Testify

I don’t really care much about inter-blog squabbles, but I think this post by Patrick Nielsen Hayden transcends its inspiration:

The estimable Calpundit says “My sense from reading the anti-war left is that they don’t really take the danger of terrorism and unstable states seriously.”

Not to be too cranky about it, but “terrorism and unstable states” blew up a big chunk of my home town. Watching the ashes and personal debris of several thousand of your fellow citizens rain down on your neighborhood is not something you readily forget.
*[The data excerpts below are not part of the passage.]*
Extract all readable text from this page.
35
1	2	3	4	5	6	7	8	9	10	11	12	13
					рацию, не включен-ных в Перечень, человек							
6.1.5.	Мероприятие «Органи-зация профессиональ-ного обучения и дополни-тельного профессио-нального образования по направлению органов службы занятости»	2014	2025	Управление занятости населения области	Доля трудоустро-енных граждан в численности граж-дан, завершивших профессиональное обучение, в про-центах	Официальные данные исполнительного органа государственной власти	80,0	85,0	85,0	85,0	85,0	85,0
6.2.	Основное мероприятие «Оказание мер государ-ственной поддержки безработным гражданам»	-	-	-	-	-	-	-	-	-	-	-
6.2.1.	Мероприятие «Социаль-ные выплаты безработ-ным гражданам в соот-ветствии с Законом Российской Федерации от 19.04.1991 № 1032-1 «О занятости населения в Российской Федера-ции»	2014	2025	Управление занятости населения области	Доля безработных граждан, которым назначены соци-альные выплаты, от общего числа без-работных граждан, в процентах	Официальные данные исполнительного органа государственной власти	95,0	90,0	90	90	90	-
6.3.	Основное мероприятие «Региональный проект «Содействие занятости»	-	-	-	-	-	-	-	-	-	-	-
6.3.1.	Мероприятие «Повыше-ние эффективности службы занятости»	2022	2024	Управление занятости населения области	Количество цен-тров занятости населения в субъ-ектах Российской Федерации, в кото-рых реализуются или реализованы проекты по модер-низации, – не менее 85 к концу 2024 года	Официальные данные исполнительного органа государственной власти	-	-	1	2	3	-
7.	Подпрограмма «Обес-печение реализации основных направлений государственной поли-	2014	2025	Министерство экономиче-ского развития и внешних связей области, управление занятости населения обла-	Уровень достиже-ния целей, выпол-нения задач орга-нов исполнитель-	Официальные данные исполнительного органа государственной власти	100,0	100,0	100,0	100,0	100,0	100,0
One of the more predictable rhetorical techniques in any argument about war or peace is the suggestion that those who oppose a particular war, or a particular plan for war, must be speaking from a pacifistic, hello-clouds hello-sky outlook. You’re either a hawk or a dove; it’s all about prior inclination. In antiwar circles, this expresses itself in the regrattably common and equally foolish notion that military people are all a bunch of General Jack D. Rippers dragging civilians to war. In fact many of the people I know who are most opposed to this war are former or current members of the military, and many of the antiwar civilians I know are, in temperament and outlook, martial as hell. We’re not pacifists, we’re far from opposed to every imaginable use of US power, and we’re clear on the danger presented by “terrorism and unstable states,” thank you very much. What we’re unhappy about is the overwhelming evidence that this war will make us less safe, not more; that it will diminish American power, not increase it; and that it will empower “terrorism and unstable states” to an unprecedented degree.

There’s more, and he’s right. I believe Patrick is a neighbor of mine, and where we live, this wasn’t all some exciting tv show. It was something we lived through, and then lived with, for months.